Essener Bischof: Ämterpraxis für viele nicht mehr nachvollziehbar

Essener Bischof: Ämterpraxis für viele nicht mehr nachvollziehbar

Die Beschränkung von Weiheämtern der katholischen Kirche auf Männer stößt nach Einschätzung des Essener Ruhrbischofs Franz-Josef Overbeck überwiegend auf Unverständnis. "Für Menschen mit der tiefen Überzeugung von der Gleichheit aller Menschen ist die bisherige Ämterpraxis und der Zugang zu ihnen in der Kirche faktisch nicht mehr nachvollziehbar", sagte Overbeck mit Blick auf den katholischen Reformprozess Synodaler Weg der "Rheinischen Post" (Online).
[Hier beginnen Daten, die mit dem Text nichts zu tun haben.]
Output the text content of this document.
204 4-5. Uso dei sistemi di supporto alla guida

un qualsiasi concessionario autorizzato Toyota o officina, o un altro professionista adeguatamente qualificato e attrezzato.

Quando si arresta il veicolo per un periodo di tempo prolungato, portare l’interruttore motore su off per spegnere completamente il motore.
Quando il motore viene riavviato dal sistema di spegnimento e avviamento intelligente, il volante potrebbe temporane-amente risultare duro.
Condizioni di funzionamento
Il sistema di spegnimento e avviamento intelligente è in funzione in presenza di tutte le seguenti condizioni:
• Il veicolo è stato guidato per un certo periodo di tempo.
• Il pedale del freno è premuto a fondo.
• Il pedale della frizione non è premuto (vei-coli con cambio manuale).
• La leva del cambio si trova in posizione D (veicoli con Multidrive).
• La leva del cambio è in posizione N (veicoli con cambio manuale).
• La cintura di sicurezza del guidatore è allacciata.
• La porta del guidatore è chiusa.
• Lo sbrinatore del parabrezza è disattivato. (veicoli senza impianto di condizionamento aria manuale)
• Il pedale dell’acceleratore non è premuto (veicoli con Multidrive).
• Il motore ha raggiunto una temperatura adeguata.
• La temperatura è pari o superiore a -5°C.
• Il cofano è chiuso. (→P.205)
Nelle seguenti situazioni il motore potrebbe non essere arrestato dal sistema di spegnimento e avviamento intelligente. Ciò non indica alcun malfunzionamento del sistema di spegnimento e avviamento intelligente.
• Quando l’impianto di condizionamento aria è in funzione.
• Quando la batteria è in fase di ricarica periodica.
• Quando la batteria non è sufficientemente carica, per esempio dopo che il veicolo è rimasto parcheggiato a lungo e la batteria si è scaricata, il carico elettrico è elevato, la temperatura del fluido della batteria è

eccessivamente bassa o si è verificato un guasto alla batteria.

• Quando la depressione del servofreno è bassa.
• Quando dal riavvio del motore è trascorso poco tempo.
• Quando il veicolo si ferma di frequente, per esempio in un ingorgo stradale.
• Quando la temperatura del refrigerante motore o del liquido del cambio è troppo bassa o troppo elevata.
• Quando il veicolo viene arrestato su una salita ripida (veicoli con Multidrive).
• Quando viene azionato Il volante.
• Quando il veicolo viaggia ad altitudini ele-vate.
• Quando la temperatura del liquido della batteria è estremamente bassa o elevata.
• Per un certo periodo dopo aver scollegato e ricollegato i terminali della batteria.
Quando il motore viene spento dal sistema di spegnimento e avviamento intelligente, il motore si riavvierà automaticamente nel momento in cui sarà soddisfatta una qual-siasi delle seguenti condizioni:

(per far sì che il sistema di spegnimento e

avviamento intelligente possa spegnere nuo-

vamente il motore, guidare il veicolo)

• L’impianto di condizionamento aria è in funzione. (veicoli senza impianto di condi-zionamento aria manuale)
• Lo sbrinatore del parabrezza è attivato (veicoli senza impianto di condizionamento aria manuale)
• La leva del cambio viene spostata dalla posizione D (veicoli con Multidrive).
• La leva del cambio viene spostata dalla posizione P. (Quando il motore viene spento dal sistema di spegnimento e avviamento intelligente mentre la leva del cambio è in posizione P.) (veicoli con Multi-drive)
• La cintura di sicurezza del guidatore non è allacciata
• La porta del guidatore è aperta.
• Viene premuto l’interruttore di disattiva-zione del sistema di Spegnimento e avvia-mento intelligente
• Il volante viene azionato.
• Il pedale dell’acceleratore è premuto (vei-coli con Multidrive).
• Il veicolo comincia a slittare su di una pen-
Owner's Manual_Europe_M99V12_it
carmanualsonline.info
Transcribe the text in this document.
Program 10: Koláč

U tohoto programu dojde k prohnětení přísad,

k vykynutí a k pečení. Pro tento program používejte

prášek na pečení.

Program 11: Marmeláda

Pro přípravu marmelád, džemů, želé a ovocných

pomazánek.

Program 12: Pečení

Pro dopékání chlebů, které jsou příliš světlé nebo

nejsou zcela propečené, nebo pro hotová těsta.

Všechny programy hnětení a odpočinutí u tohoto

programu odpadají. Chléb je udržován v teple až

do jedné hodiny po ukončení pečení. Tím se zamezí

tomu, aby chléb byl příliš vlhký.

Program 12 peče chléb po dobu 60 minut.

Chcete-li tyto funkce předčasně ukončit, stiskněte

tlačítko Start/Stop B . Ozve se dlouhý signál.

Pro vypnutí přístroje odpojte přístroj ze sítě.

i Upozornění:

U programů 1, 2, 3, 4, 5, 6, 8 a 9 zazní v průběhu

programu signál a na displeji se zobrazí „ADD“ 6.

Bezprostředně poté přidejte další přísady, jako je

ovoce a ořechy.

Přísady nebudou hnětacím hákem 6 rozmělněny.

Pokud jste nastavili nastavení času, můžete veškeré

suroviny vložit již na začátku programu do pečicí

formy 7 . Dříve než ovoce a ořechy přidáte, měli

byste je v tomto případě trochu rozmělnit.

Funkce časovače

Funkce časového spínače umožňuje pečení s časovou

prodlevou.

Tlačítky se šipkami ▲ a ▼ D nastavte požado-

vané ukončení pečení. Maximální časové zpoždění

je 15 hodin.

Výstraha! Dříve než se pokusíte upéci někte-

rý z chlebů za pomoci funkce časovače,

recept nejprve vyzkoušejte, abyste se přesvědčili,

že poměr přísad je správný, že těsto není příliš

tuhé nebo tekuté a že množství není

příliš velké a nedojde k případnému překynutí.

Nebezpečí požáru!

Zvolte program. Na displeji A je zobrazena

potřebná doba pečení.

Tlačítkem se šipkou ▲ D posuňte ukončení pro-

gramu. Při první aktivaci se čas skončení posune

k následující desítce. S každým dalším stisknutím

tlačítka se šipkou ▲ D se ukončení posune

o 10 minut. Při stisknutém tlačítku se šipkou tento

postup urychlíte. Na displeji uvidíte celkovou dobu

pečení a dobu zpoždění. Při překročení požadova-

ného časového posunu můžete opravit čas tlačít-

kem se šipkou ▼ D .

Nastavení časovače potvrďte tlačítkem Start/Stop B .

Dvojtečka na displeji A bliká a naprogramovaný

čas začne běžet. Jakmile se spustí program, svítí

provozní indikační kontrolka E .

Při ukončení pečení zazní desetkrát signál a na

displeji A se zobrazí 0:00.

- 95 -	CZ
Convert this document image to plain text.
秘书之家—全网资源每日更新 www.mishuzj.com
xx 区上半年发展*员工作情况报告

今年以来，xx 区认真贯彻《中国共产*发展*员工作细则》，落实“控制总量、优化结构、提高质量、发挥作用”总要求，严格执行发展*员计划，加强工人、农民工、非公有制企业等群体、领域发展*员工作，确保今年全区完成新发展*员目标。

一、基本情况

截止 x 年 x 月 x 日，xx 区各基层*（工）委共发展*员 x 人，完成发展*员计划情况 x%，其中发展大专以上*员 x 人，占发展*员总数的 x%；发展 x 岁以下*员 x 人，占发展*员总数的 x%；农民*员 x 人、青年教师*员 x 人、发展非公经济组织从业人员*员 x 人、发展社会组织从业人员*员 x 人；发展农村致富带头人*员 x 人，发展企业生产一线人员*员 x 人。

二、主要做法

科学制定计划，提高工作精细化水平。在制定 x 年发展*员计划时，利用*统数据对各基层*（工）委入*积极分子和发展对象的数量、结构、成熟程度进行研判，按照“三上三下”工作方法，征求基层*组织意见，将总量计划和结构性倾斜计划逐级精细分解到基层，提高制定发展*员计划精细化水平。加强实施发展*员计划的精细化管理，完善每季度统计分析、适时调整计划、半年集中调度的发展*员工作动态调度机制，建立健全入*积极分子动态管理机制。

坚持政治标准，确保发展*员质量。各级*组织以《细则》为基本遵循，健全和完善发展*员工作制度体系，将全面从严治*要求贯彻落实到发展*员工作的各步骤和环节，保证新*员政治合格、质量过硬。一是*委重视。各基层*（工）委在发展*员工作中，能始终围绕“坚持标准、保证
Nur wenige Menschen würden die bisherige Praxis für richtig halten. "Beim weitaus größten Teil findet es keinerlei Zustimmung mehr, dass das Weiheamt ausschließlich Männern vorbehalten sein soll", sagte er.

Die großen Themen Freiheit und Gleichheit hätten sich in der Gesellschaft als selbstverständlich etabliert. "Und natürlich stellt uns das vor große Bewährungsproben", sagte Overbeck, der einer der Vorsitzenden des Forums "Macht und Gewaltenteilung in der Kirche" beim Synodalen Weg ist. In dem Abschlussdokument wird dafür plädiert, dass Dienste und Ämter in der Kirche für alle Getauften zugänglich sein sollen. Zudem wird darin angeregt, dass Laien bei der Bestellung eines Diözesanbischofs einbezogen werden sollen. Der Reformprozess wird von Donnerstag an mit der zweiten Synodalversammlung in Frankfurt am Main fortgesetzt.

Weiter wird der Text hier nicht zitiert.